Bawku Central lawmaker Mahama Ayariga told her that they had a challenge with the apex court’s refusal to give the reasons for the orders.
During the vetting on Friday, May 26, At=yariag said “The Minority had a reservation because you participated in the decision involving James Quayson. You did not give a reason for your judgment so as we speak we don’t know the basis on which the court arrived at that conclusion. There is uncertainty among us as MPs knowing that our Supreme Court is Consticionl Court that should guide us as a country as to how to run public affairs.
[But] we have reached a negotiated position with our colleagues. We will not vote on you today after this hearing. when we finish today when the SC gives the reason we will have another opportunity to now assess on the basis of the quality of the reasoning of the court and then we can take the debate.”

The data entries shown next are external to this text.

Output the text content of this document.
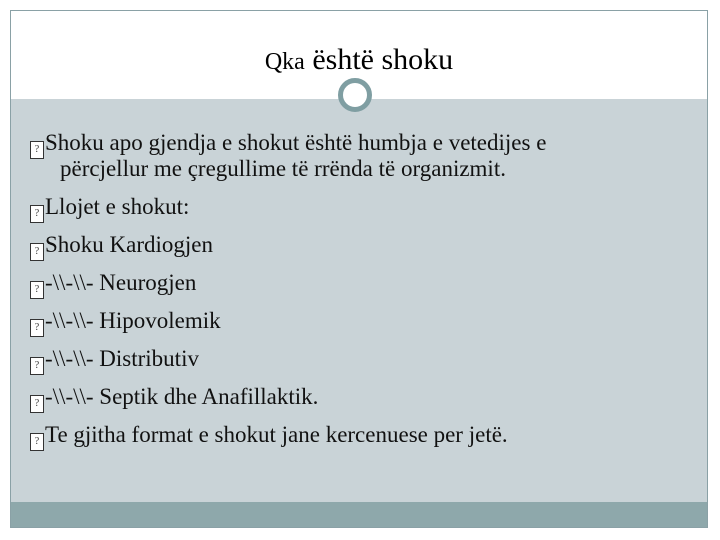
Qka është shoku
? Shoku apo gjendja e shokut është humbja e vetedijes e
përcjellur me çregullime të rrënda të organizmit.
? Llojet e shokut:
? Shoku Kardiogjen
? -\\-\\- Neurogjen
? -\\-\\- Hipovolemik
? -\\-\\- Distributiv
? -\\-\\- Septik dhe Anafillaktik.
? Te gjitha format e shokut jane kercenuese per jetë.
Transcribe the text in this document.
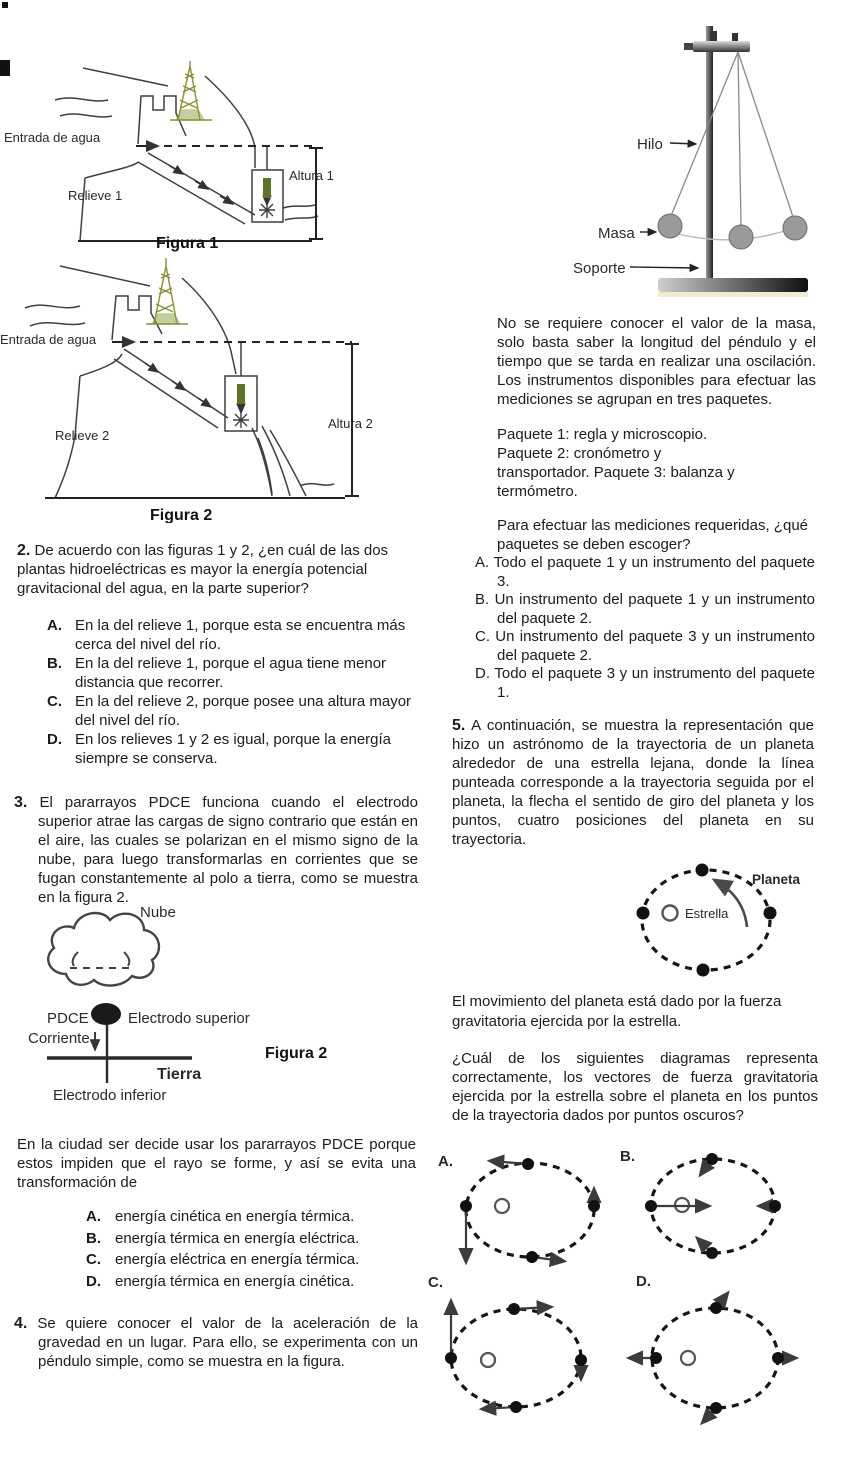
Entrada de agua
Altura 1
Relieve 1
Figura 1
Entrada de agua
Altura 2
Relieve 2
Figura 2

2. De acuerdo con las figuras 1 y 2, ¿en cuál de las dos plantas hidroeléctricas es mayor la energía potencial gravitacional del agua, en la parte superior?

A. En la del relieve 1, porque esta se encuentra más cerca del nivel del río.
B. En la del relieve 1, porque el agua tiene menor distancia que recorrer.
C. En la del relieve 2, porque posee una altura mayor del nivel del río.
D. En los relieves 1 y 2 es igual, porque la energía siempre se conserva.

3. El pararrayos PDCE funciona cuando el electrodo superior atrae las cargas de signo contrario que están en el aire, las cuales se polarizan en el mismo signo de la nube, para luego transformarlas en corrientes que se fugan constantemente al polo a tierra, como se muestra en la figura 2.

PDCE	Electrodo superior
Corriente
Tierra
Electrodo inferior
Figura 2
Nube
En la ciudad ser decide usar los pararrayos PDCE porque estos impiden que el rayo se forme, y así se evita una transformación de
A. energía cinética en energía térmica.
B. energía térmica en energía eléctrica.
C. energía eléctrica en energía térmica.
D. energía térmica en energía cinética.

4. Se quiere conocer el valor de la aceleración de la gravedad en un lugar. Para ello, se experimenta con un péndulo simple, como se muestra en la figura.

Hilo
Masa
Soporte
No se requiere conocer el valor de la masa, solo basta saber la longitud del péndulo y el tiempo que se tarda en realizar una oscilación. Los instrumentos disponibles para efectuar las mediciones se agrupan en tres paquetes.
Paquete 1: regla y microscopio.
Paquete 2: cronómetro y
transportador. Paquete 3: balanza y
termómetro.
Para efectuar las mediciones requeridas, ¿qué paquetes se deben escoger?
A. Todo el paquete 1 y un instrumento del paquete 3.
B. Un instrumento del paquete 1 y un instrumento del paquete 2.
C. Un instrumento del paquete 3 y un instrumento del paquete 2.
D. Todo el paquete 3 y un instrumento del paquete 1.

5. A continuación, se muestra la representación que hizo un astrónomo de la trayectoria de un planeta alrededor de una estrella lejana, donde la línea punteada corresponde a la trayectoria seguida por el planeta, la flecha el sentido de giro del planeta y los puntos, cuatro posiciones del planeta en su trayectoria.

Estrella
Planeta
El movimiento del planeta está dado por la fuerza gravitatoria ejercida por la estrella.
¿Cuál de los siguientes diagramas representa correctamente, los vectores de fuerza gravitatoria ejercida por la estrella sobre el planeta en los puntos de la trayectoria dados por puntos oscuros?
A.	B.
C.	D.
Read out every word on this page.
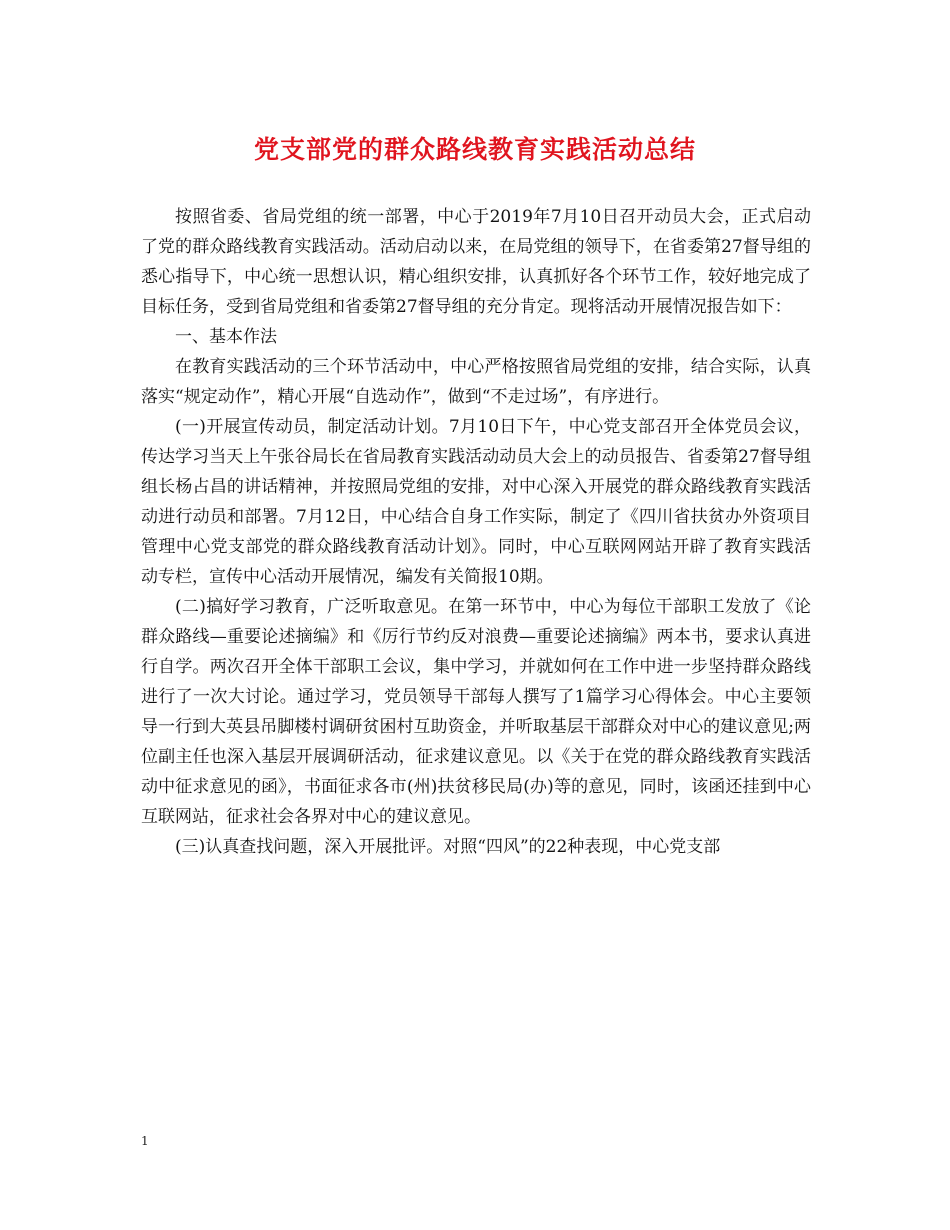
党支部党的群众路线教育实践活动总结

按照省委、省局党组的统一部署，中心于2019年7月10日召开动员大会，正式启动了党的群众路线教育实践活动。活动启动以来，在局党组的领导下，在省委第27督导组的悉心指导下，中心统一思想认识，精心组织安排，认真抓好各个环节工作，较好地完成了目标任务，受到省局党组和省委第27督导组的充分肯定。现将活动开展情况报告如下：

一、基本作法

在教育实践活动的三个环节活动中，中心严格按照省局党组的安排，结合实际，认真落实“规定动作”，精心开展“自选动作”，做到“不走过场”，有序进行。

(一)开展宣传动员，制定活动计划。7月10日下午，中心党支部召开全体党员会议，传达学习当天上午张谷局长在省局教育实践活动动员大会上的动员报告、省委第27督导组组长杨占昌的讲话精神，并按照局党组的安排，对中心深入开展党的群众路线教育实践活动进行动员和部署。7月12日，中心结合自身工作实际，制定了《四川省扶贫办外资项目管理中心党支部党的群众路线教育活动计划》。同时，中心互联网网站开辟了教育实践活动专栏，宣传中心活动开展情况，编发有关简报10期。

(二)搞好学习教育，广泛听取意见。在第一环节中，中心为每位干部职工发放了《论群众路线—重要论述摘编》和《厉行节约反对浪费—重要论述摘编》两本书，要求认真进行自学。两次召开全体干部职工会议，集中学习，并就如何在工作中进一步坚持群众路线进行了一次大讨论。通过学习，党员领导干部每人撰写了1篇学习心得体会。中心主要领导一行到大英县吊脚楼村调研贫困村互助资金，并听取基层干部群众对中心的建议意见;两位副主任也深入基层开展调研活动，征求建议意见。以《关于在党的群众路线教育实践活动中征求意见的函》，书面征求各市(州)扶贫移民局(办)等的意见，同时，该函还挂到中心互联网站，征求社会各界对中心的建议意见。

(三)认真查找问题，深入开展批评。对照“四风”的22种表现，中心党支部

1
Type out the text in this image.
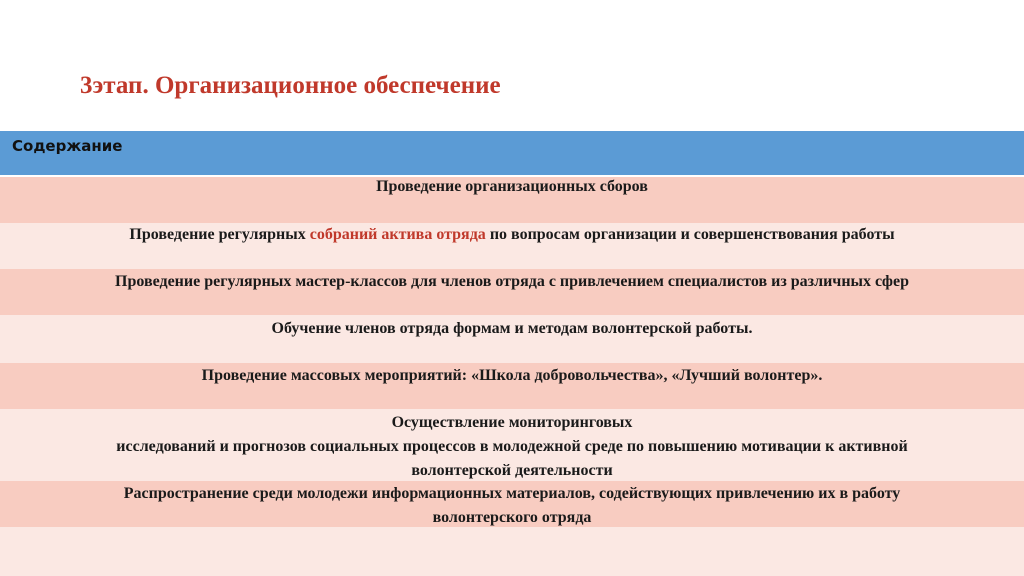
3этап. Организационное обеспечение
Содержание
Проведение организационных сборов
Проведение регулярных собраний актива отряда по вопросам организации и совершенствования работы
Проведение регулярных мастер-классов для членов отряда с привлечением специалистов из различных сфер
Обучение членов отряда формам и методам волонтерской работы.
Проведение массовых мероприятий: «Школа добровольчества», «Лучший волонтер».
Осуществление мониторинговых
исследований и прогнозов социальных процессов в молодежной среде по повышению мотивации к активной
волонтерской деятельности
Распространение среди молодежи информационных материалов, содействующих привлечению их в работу
волонтерского отряда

Prior to Mr Ayariga’s comment, the Minority Leader Dr Cassiel Ato Forosn said that they were waiting for the written judgment of the apex court on the Assin North Lammaker.
Dr Forson said the Minority wanted to screen her, especially on that order given to Parliament but first needed to have copies of the judgment.
“We will be focusing on her judgment on her running from the time she went to the Supreme Court,” the Ajumako Enyan Essiam lawmaker said during the Appointments Committee sitting on Friday to screen the nominee.
But answering them, Madam Torkornor said “The Supreme Court is not a court unless there are five or seven people.
“My answer is that I have given hundreds of judgments from High Court till now, it would be a great relief if I am assessed on my work as a whole, not the judgments of the Supreme Court.”
She added “Seven people are working together that is why very often, almost invariably every judgment that is given the reasons come out long after the orders.”